Unlike the gear-intensive scuba diving, snorkeling lets you go underwater with a minimum of equipment and training. Snorkeling is typically done in the shallow waters near the shore or along coral reefs. No special training or compressed air tanks are needed for snorkeling.The sport is typically learned in a few minutes time. Many resorts and vacation beach areas have snorkeling gear for rent, saving you space in the luggage when heading to snorkeling destinations.
Stand in the water no deeper than ankle deep. Slip the swim fins onto the feet, one foot at a time. Make sure the fins are snug against the back of the foot.
Smear a little saliva onto the inside lens of the snorkel mask and then dip it into the water to rinse off the spit.
Place the snorkel mask over the face, covering the eyes and nose. Position the snorkel -- the J-shaped tube -- so the mouth piece fits into the mouth and the tube extends up and above the head.
Go into the water and place your face flat onto the water surface. Practice inhaling and exhaling through the tube. Use your mouth to breath and do not over exert. If you begin to feel short of breath, slow down and breath easy. Do not attempt to take huge breaths through the snorkel.
Take a deep breath and go underwater.
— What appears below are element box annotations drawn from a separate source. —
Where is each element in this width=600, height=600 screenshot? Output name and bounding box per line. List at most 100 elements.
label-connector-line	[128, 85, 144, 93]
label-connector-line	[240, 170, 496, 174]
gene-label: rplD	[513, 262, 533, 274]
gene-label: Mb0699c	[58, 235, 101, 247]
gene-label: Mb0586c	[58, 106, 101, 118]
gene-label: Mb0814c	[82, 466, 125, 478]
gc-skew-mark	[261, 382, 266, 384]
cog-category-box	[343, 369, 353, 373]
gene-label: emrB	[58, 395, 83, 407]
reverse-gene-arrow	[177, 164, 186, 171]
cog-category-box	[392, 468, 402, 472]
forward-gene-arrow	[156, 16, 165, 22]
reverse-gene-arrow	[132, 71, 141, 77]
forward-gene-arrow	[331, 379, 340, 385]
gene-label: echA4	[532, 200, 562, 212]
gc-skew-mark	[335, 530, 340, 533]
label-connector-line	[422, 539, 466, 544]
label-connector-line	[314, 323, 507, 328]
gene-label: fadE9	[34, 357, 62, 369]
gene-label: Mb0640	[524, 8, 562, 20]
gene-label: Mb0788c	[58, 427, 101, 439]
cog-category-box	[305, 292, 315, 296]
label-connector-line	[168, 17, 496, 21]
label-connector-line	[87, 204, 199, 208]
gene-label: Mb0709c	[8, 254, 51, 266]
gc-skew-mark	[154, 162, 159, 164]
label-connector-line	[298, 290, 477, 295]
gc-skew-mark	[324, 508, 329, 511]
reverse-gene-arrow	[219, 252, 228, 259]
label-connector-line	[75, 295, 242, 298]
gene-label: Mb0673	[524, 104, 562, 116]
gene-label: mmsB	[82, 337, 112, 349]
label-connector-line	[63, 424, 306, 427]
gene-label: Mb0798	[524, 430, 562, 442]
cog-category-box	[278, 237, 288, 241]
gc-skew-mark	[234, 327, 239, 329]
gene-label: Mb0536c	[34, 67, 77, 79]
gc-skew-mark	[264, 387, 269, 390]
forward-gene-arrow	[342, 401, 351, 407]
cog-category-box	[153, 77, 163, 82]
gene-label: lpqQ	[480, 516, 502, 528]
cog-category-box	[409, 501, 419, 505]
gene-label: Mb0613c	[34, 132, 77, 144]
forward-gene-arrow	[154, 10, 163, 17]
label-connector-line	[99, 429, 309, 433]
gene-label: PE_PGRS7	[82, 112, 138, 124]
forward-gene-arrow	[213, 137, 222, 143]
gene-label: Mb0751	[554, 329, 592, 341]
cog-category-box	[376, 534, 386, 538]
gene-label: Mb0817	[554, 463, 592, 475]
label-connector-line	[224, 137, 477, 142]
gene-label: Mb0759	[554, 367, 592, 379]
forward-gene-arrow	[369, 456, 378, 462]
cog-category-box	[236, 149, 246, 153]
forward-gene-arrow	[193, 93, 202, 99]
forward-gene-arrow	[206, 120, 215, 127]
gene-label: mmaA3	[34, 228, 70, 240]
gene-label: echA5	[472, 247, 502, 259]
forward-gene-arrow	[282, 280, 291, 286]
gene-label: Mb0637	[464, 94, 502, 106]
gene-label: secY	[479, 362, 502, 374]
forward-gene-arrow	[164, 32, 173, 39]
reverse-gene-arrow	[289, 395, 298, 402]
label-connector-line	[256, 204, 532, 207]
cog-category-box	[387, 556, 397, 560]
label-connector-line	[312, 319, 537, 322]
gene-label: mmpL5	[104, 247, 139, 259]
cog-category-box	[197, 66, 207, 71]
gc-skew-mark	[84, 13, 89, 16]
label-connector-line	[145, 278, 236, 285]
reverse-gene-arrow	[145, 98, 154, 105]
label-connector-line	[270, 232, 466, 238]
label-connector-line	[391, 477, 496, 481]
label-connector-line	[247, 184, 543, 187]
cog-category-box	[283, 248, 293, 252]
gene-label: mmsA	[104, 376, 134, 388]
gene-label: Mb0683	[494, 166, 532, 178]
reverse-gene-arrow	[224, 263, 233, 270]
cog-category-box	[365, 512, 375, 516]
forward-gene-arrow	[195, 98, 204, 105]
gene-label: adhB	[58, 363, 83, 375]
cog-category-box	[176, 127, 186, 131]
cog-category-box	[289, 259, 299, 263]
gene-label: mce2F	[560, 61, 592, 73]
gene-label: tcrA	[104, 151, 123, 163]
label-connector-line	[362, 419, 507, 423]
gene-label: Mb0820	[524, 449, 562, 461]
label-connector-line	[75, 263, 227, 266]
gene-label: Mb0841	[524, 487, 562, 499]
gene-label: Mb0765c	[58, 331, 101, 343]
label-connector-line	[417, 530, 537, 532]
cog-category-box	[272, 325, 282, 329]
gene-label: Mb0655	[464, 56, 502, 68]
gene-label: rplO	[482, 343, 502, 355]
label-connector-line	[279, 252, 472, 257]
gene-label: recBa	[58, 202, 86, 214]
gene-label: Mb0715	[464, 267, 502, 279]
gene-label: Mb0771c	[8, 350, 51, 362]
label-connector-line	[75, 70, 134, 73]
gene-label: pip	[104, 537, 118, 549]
Do not try to breath underwater. Look up to the surface, place both hands against the mask and exhale through the nose. This blows any water that leaked into the mask out and seals the watertight fitting around the mask against the face.
Go to the surface and let the tube point up and out of the water. Blow out hard from the mouth to push all water out of the snorkel. Breath through the tube and mouth.